Almost a decade ago, in July 2001, my then-boyfriend, Nathaniel, and I went on a road trip from Ann Arbor, Michigan to visit a friend in D.C. After a few days in the district, we continued to Manassas National Battlefield Park in Virginia and then on to Kittyhawk, North Carolina.
On the drive back to Michigan, we passed through Virginia. Looking at the Rand McNally, I noticed that Shenandoah National Park was…in the same state that we were! And it wasn’t too far out of our way, so we decided to head to the park.
We reached the south entrance (also the northern terminus of the Blue Ridge Parkway) in the late afternoon and proceeded along the park’s famous Skyline Drive.

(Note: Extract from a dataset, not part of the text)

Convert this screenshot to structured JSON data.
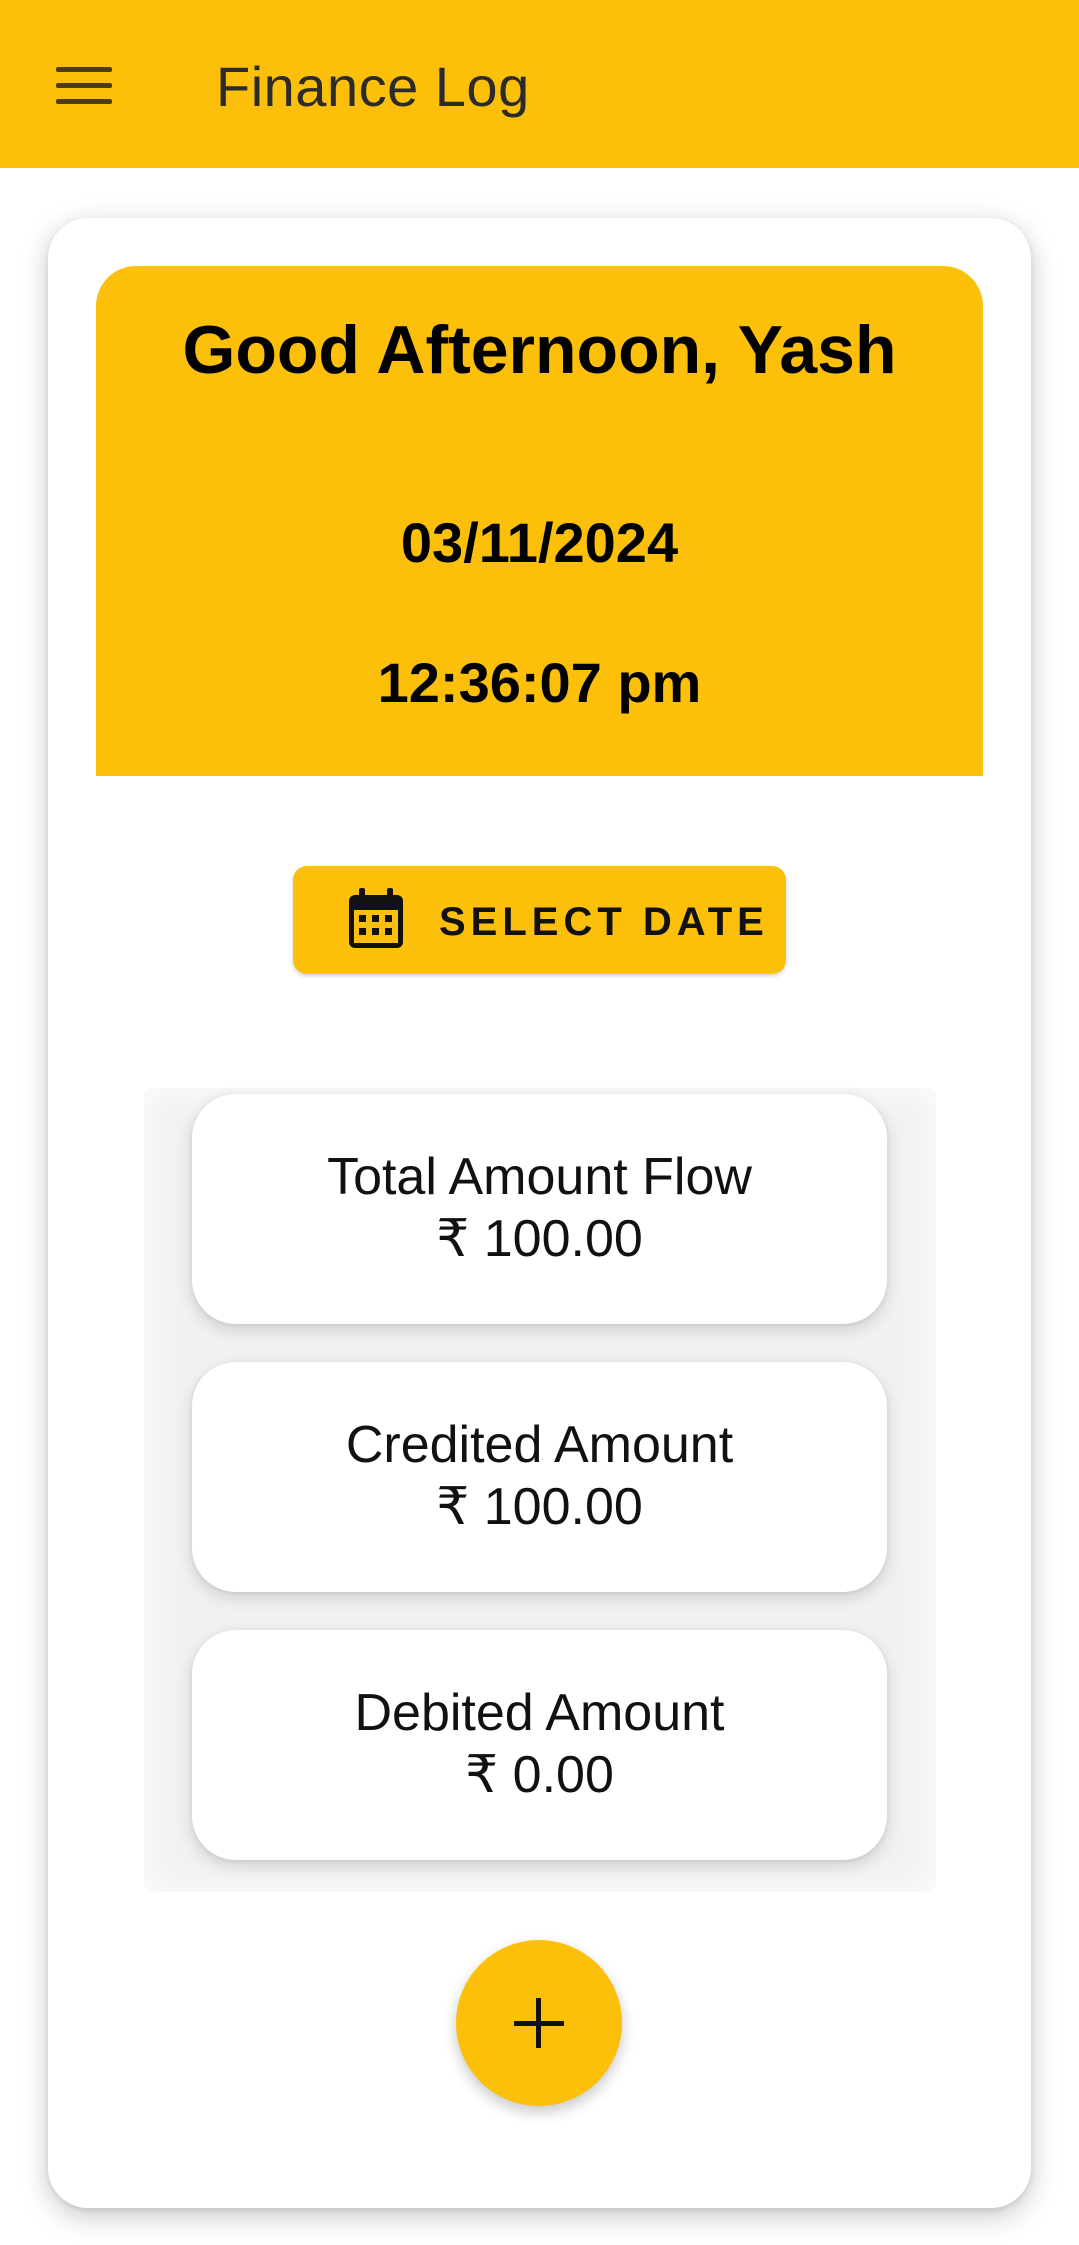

The drive zig-zags along a stretch of the Blue Ridge Mountains, at varying times offering views west into Shenandoah Valley and east toward the Virginia piedmont.
An easterly view toward the low country.
A westerly view into Shenandoah.
A view of me walking at an overlook (photo by Nathaniel Wright).
We continued north to the halfway point where an east-west road crosses the park and allows for a quick exit. We drove west into Shenandoah Valley and eventually through the George Washington National Forest and West Virginia, crossing the Eastern Continental Divide and the Ohio River. We continued on through the night, passing Columbus and Toledo, Ohio before reaching Ann Arbor late next morning.
(A note on the images: Ironically, in the digital age, there are only four photos from our drive through the park. We were hindered by a now-defunct technology not unlike the limitations of film. The digital camera was one wherein you insert of floppy disk (as opposed to a memory card) to store the images. Each disk held 5-10 images, and we were limited to a finite number of disks. Also, the image quality is far inferior to either the film-captured images (Grand Canyon, Yosemite) that preceded, and the high-res digital images that would follow (Cuyahoga Valley, and presumably all others). The only quirk in this timeline would occur 2.5 years later when I took a film camera to Badlands National Park.)